We use the red wine data to examine the computational time of the functions in our package. Table 3 presents the comparison, where the column (n = 1597) corresponds to the real data, and the other columns (n = 3000, 6000, 12000) are based on pseudo-real data sets generated by randomly sampling more rows from the real data. The numbers are the average running time in seconds over 10 times of repetition on an Apple Macbook Pro Max with the M1 Max CPU. The upper panel of Table 3 shows if only a point estimate of the surrogate ${R^{2}}$ is needed, our surr_rsq() function takes almost no time to provide the result (e.g., merely 0.213 seconds when $n=12000$). However, the bottom panel of Table 3 shows if confidence intervals are wanted, our surr_rsq_ci() function takes longer time with one core of CPU (e.g., 1421 seconds = 23.6 minutes when $n=12000$). Given that a CPU with 6 10 cores is quite common nowadays, we recommend using parallel computing aforementioned. It reduces the computing time to 211.93 seconds = 3.5 minutes when $n=12000$.
Table 3
Computational time estimates of the functions in SurrogateRsq package. The presented numbers in the table are the average time in seconds over 10 times of repetition for these scenarios using an Apple M1 Max Chip with 10 cores and a clock rate of 2.06 ∼ 3.22 GHz. Note: The asym and parallel options are the arguments controlling the asymptotic version of surrogate ${R^{2}}$ and the parallel computing introduced in Section 3.

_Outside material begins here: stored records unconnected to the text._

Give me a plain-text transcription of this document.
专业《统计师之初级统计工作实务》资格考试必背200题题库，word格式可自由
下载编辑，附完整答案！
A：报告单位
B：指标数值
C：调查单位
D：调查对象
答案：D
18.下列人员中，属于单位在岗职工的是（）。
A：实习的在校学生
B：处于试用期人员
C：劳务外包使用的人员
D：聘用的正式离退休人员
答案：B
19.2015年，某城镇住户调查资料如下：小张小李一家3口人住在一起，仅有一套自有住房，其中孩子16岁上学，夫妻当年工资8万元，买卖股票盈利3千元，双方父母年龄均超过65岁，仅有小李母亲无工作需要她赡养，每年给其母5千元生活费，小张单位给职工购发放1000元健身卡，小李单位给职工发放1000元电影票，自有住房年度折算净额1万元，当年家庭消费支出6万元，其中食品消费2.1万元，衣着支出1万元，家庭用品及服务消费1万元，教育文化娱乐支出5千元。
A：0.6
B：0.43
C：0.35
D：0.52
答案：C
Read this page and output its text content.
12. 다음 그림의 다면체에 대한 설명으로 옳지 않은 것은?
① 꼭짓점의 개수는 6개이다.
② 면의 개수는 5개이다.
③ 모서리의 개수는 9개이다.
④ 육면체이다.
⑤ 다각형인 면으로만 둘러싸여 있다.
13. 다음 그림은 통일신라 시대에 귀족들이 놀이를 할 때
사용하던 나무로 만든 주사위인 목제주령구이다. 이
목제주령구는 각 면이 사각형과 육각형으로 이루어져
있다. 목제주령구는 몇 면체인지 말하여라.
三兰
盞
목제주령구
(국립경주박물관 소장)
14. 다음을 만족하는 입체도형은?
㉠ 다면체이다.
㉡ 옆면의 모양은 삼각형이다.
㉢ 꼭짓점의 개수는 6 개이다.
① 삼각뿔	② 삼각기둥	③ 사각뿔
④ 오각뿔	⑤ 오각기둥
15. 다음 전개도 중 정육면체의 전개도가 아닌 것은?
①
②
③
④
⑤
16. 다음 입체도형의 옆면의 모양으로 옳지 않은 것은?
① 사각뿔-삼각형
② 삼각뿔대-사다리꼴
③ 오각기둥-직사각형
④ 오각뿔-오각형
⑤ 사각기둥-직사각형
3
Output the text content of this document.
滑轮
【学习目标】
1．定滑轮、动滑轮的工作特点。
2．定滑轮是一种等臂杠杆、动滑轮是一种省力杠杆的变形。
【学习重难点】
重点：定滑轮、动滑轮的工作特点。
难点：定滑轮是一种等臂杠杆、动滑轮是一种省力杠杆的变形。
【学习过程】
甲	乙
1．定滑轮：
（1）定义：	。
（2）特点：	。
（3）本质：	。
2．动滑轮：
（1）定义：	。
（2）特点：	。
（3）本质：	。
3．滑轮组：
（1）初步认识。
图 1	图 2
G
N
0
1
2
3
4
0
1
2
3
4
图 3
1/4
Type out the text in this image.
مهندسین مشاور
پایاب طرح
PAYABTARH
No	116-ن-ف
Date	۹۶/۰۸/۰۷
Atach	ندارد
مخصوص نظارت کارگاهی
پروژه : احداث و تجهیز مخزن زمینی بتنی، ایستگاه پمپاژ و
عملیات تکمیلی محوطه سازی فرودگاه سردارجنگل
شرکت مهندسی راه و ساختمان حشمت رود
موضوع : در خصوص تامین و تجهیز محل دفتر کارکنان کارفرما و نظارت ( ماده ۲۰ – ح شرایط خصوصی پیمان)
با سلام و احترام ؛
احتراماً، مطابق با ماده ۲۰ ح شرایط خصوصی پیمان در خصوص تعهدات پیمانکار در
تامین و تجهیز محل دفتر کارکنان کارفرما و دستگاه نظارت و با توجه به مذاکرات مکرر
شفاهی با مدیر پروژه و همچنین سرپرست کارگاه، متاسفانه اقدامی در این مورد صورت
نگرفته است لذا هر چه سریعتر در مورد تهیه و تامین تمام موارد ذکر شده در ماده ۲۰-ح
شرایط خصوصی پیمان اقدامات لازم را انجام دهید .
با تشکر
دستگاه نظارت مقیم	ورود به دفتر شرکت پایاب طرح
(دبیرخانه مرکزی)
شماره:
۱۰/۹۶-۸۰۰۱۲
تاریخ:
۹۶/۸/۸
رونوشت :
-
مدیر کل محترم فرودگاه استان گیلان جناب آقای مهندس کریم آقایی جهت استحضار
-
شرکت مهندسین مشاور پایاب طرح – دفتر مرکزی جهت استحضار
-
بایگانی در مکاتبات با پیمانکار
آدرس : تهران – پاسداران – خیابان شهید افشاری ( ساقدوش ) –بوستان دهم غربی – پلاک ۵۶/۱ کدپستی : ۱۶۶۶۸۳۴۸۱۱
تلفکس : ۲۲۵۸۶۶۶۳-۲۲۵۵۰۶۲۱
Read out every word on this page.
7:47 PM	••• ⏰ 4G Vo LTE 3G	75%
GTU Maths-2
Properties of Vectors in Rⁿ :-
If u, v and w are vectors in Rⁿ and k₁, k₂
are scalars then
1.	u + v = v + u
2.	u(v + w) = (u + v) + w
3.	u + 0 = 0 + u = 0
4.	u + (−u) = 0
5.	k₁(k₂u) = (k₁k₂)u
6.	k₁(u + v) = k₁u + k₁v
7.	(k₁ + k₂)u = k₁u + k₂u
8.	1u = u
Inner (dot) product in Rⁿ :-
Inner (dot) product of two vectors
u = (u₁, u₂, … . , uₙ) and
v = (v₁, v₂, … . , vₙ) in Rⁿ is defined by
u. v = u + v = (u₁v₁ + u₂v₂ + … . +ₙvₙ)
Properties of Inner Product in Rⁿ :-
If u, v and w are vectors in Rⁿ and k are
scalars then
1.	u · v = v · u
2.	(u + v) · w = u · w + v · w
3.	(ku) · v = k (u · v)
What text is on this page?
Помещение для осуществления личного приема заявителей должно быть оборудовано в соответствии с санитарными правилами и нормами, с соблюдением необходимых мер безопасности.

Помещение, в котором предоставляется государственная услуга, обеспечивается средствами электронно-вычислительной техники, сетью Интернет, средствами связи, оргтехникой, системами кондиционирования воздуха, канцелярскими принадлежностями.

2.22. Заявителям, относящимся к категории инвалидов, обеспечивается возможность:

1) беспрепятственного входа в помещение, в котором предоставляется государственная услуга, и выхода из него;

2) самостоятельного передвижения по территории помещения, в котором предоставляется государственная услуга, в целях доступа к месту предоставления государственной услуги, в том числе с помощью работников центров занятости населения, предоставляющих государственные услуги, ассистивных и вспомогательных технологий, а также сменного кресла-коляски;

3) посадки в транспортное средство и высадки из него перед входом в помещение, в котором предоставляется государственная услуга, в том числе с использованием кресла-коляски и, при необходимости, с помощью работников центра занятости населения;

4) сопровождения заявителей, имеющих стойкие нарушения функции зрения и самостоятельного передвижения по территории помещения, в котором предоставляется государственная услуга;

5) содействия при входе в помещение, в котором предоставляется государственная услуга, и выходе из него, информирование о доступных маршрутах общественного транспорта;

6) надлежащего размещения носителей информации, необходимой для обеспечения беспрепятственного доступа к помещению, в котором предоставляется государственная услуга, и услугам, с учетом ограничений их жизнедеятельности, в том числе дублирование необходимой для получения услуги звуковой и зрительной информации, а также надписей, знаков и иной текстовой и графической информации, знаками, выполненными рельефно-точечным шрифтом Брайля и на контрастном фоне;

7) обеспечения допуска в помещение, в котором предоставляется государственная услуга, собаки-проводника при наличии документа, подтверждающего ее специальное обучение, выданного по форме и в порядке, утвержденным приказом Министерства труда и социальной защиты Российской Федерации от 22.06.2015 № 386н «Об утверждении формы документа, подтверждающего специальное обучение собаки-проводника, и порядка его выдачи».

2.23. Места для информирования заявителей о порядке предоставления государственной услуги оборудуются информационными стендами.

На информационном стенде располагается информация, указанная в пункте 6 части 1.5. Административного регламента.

| Function: surr_rsq() | n=1,597 | n=3,000 | n=6,000 | n=12,000 |
| avg.num = 30 | 0.048 | 0.067 | 0.123 | 0.213 |
| asym = TRUE | 0.001 | 0.002 | 0.004 | 0.007 |
| Function: surr_rsq_ci(B = 2000) | ||||
| avg.num = 30, parallel = FALSE | 241.95 | 403.73 | 777.29 | 1421.41 |
| asym = TRUE, parallel = FALSE | 149.40 | 258.97 | 528.27 | 977.23 |
| avg.num = 30, parallel = TRUE | 35.68 | 60.17 | 116.40 | 211.93 |
| asym = TRUE, parallel = TRUE | 21.54 | 35.85 | 118.11 | 144.95 |
If software developers want to build or modify this package for their specific scientific inquiries, they can modify one or all of the three components of our package. First, what we really need as an input for the functions in our $\mathbf{SurrogateRsq}$ package is the fitted model from another model training package (e.g., glm(), polr()). Software developers can replace the object with the model of their interest. For example, this surrogate ${R^{2}}$ approach may still work for the discrete choice models studied by [8]. Second, depending on the form of the model, software developers can choose or modify what distribution to use for simulating the surrogate response. Third, once the surrogate responses are available, one can follow the inference procedures discussed in our paper and tailor them to meet specific needs.